Тут что-то неладно, думал Отто Квангель, открывая парадное и медленно подымаясь по лестнице. Он, как обычно, не стал зажигать свет — не только в личном обиходе был он прижимист, то есть, скорее непримиримо строг. С той же непримиримой строгостью берег он и чужой грош, в данном случае — хозяйский. Тут что-то неладно! А мне какое дело? Какое мне дело до чужих людей? Я живу сам по себе. Я да Анна. Мы вдвоем. Чего доброго, там наверху гестапо орудует. Вот попал бы. Нет, пойду лучше спать…
Но его непримиримая строгость к себе и другим, которая после Анниного упрека только усилилась и теперь граничила с чувством справедливости, не была удовлетворена столь скудными доводами рассудка. В нерешительности стоял он перед дверью своей квартиры, держа ключи в руках и напряженно прислушиваясь. Дверь в квартиру Розенталей, вероятно, осталась открытой, сверху проникал слабый свет, кроме того, оттуда доносился резкий голос. Старуха совсем одна, вдруг подумал он к собственному удивлению. И ей неоткуда ждать ни помощи, ни спасения.

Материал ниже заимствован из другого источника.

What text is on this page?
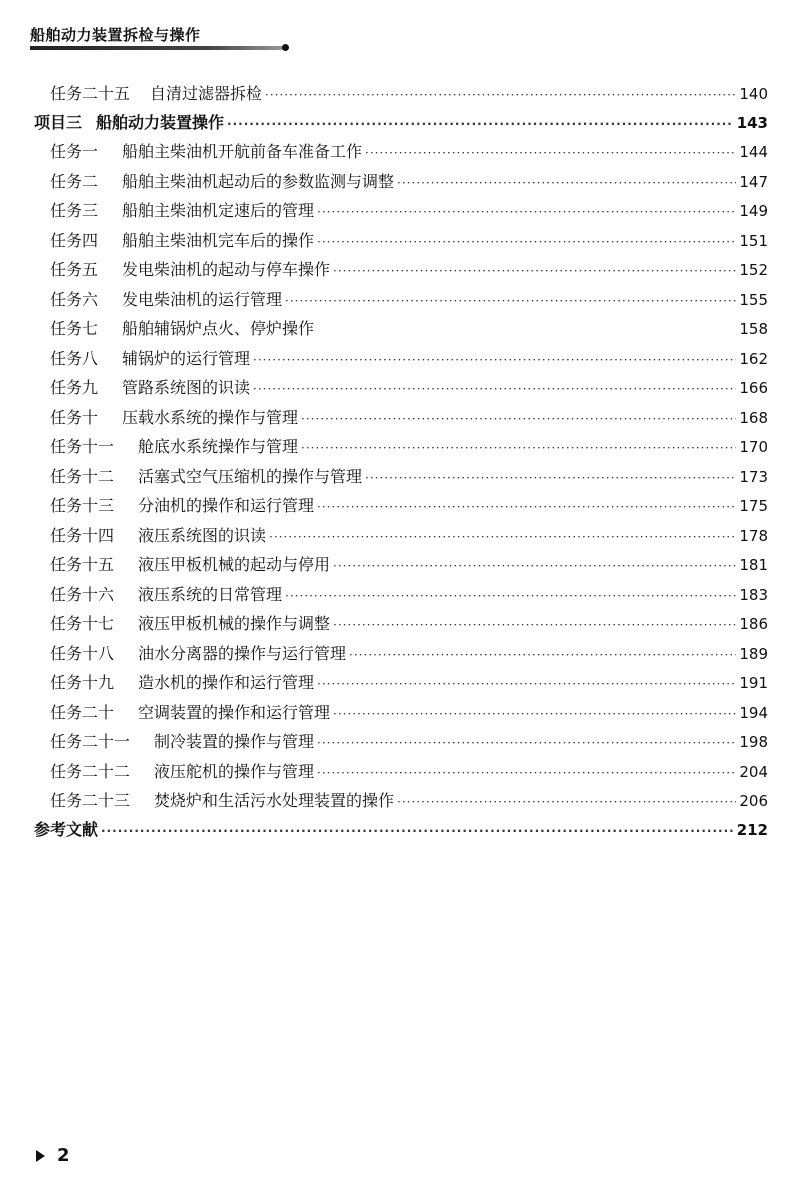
船舶动力装置拆检与操作
任务二十五 自清过滤器拆检 ·····	140
项目三 船舶动力装置操作 ·····	143
任务一 船舶主柴油机开航前备车准备工作 ·····	144
任务二 船舶主柴油机起动后的参数监测与调整 ·····	147
任务三 船舶主柴油机定速后的管理 ·····	149
任务四 船舶主柴油机完车后的操作 ·····	151
任务五 发电柴油机的起动与停车操作 ·····	152
任务六 发电柴油机的运行管理 ·····	155
任务七 船舶辅锅炉点火、停炉操作	158
任务八 辅锅炉的运行管理 ·····	162
任务九 管路系统图的识读 ·····	166
任务十 压载水系统的操作与管理 ·····	168
任务十一 舱底水系统操作与管理 ·····	170
任务十二 活塞式空气压缩机的操作与管理 ·····	173
任务十三 分油机的操作和运行管理 ·····	175
任务十四 液压系统图的识读 ·····	178
任务十五 液压甲板机械的起动与停用 ·····	181
任务十六 液压系统的日常管理 ·····	183
任务十七 液压甲板机械的操作与调整 ·····	186
任务十八 油水分离器的操作与运行管理 ·····	189
任务十九 造水机的操作和运行管理 ·····	191
任务二十 空调装置的操作和运行管理 ·····	194
任务二十一 制冷装置的操作与管理 ·····	198
任务二十二 液压舵机的操作与管理 ·····	204
任务二十三 焚烧炉和生活污水处理装置的操作 ·····	206
参考文献 ·····	212
2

В эту минуту чья-то невидимая в темноте маленькая, но сильная мужская рука легла Квангелю на плечо и повернула его к лестнице. И чрезвычайно вежливый, приятный голос произнес: — Будьте добры. пройти вперед, господин Квангель. Я иду вслед за вами и появлюсь в нужный момент.
Квангель не колеблясь стал подниматься по лестнице, такая убедительная сила была в этой руке и в этом голосе. Это может быть только старый советник Фром, подумал он. Что за странный человек. За все годы, что я здесь живу, я его, по-моему, и двадцати раз не встретил даже днем, а тут ночью по лестнице бродит!
С такими мыслями он, ни минуты не колеблясь, поднялся наверх и очутился у квартиры Розенталей. Он успел еще заметить, как при его появлении панически метнулся в кухню какой-то грузный человек — по всей вероятности, старик Перзике, — успел он также услышать последние слова Бальдура о здорово обстряпанном дельце и о том, что нечего вечно трусить… И вот оба — Квангель и Бальдур — стоят лицом к лицу и молча глядят в глаза друг другу.
На минуту даже сам Бальдур Перзике решил, что все пропало. Но потом он вспомнил один из своих житейских афоризмов — нахальство выручит — и сказал несколько вызывающе: — Ну, что стоите и удивляетесь? К сожалению, вы немножко опоздали, господин Квангель, грабителей мы задержали и обезвредили. — Он остановился, но Квангель молчал. Бальдур прибавил, тоном ниже: — Один из жуликов как будто Боркхаузен с нашего двора, у него еще жена к себе мужчин водит, а он это терпит.
Взгляд Квангеля последовал за указующим перстом Бальдура. — Да, — сказал он сухо. — Один из жуликов — Боркхаузен.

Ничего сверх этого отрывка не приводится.